Now, it’s Sung-Won Yang’s turn.
The French-Korean cellist recently recorded the concerto with the London Symphony Orchestra, the latest in a storied career that has included performances on every major stage in the world and a Chevalier des Arts et des Lettres from the French government. Throughout his career, however, Yang has always managed to find the time to return to one of the most formative places in his career: the Banff Centre for Arts and Creativity, where he reconnects with natural beauty and inspiration.
“We perform some of the greatest masterpieces written for literature of classical music,” Yang says, “but even better is to try to connect with these spirits what they had wished to convey.”
Yang has been connecting with the artistic spirit of Banff since the mid-1980’s, and recorded his debut album of cello sonatas by Zoltan Kodaly in the Banff Centre’s Rolston Recital Hall.

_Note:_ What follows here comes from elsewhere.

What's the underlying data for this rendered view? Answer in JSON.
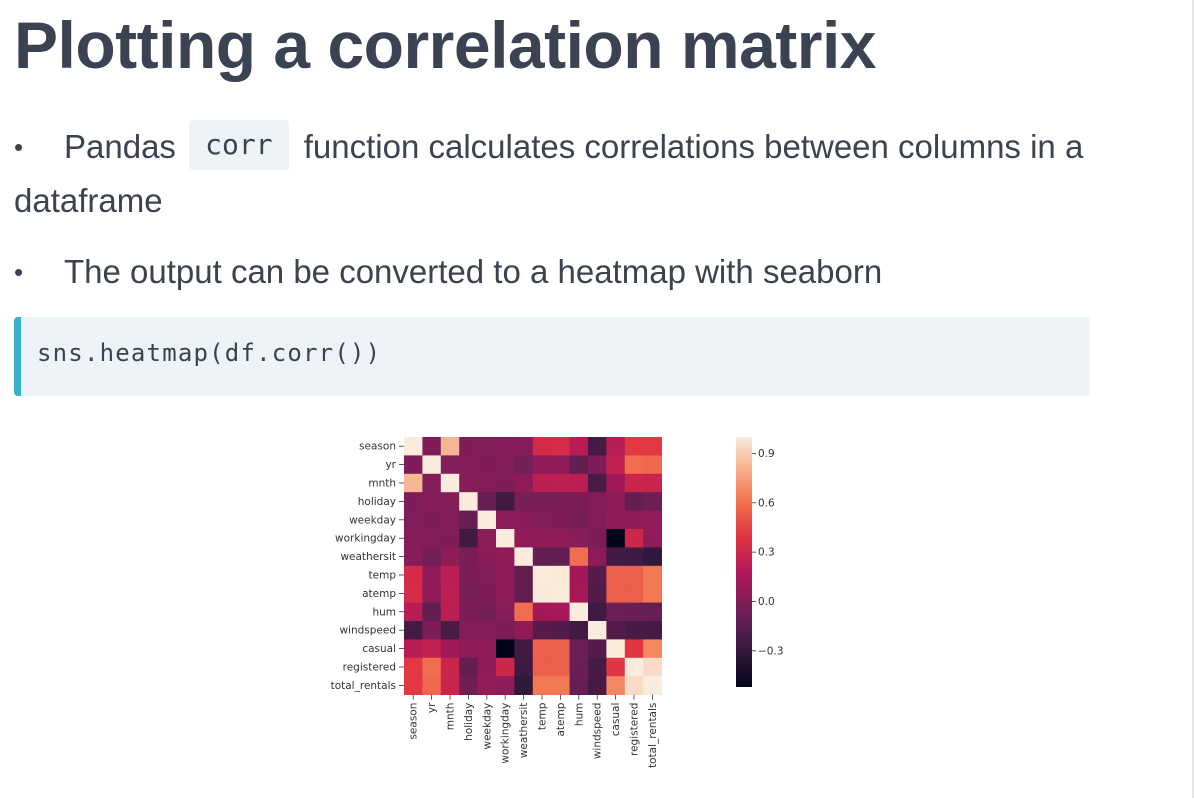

This record remains the most popular in Yang’s catalogue to this day, and he has also frequently returned as a juror for the celebrated Banff International String Quartet Competition.
“To be in Banff is something extraordinary,” says Yang, marveling at the tree-covered slopes that have hardly changed in his four decades of seeing them, “because literally, your visibility is at the infinite. Somehow, you come up here and you know your potential is also infinite. To be up here gives you a totally different frame of what are the possibilities within your own natural talent and what you can do to explore in depth. Banff has always been a place to grow, not a place to play better – it was far beyond that.”
While the rarified air of the Banff Centre is beautiful to behold, it does have an impact on the musicians who perform here. The drier conditions and sudden changes in humidity can warp an instrument and affect its tuning. While Yang is sensitive to each environment that he is working in and adjusts accordingly, the artistic spirit of Banff and the nourishment it gives to the spirit far outweighs the physical challenges it poses.
“Being up here in Banff, it gives you this incredible inner energy, not muscular energy,” explains Yang, “but you feel inspired. You feel your inner senses are much better in balance. You have found your equilibrium, the inner equilibrium. That energy – in Korea, we call ki, in Chinese, they call chi – this is not something we can touch, but we can feel. These melodies, rhythms, these pulses are coming from way deep in the mountains and to be playing this cultural heritage which comes from the deep mountains in the Canadian Rockies, there’s a relationship that you can do in your inner world which is really, really inspiring.”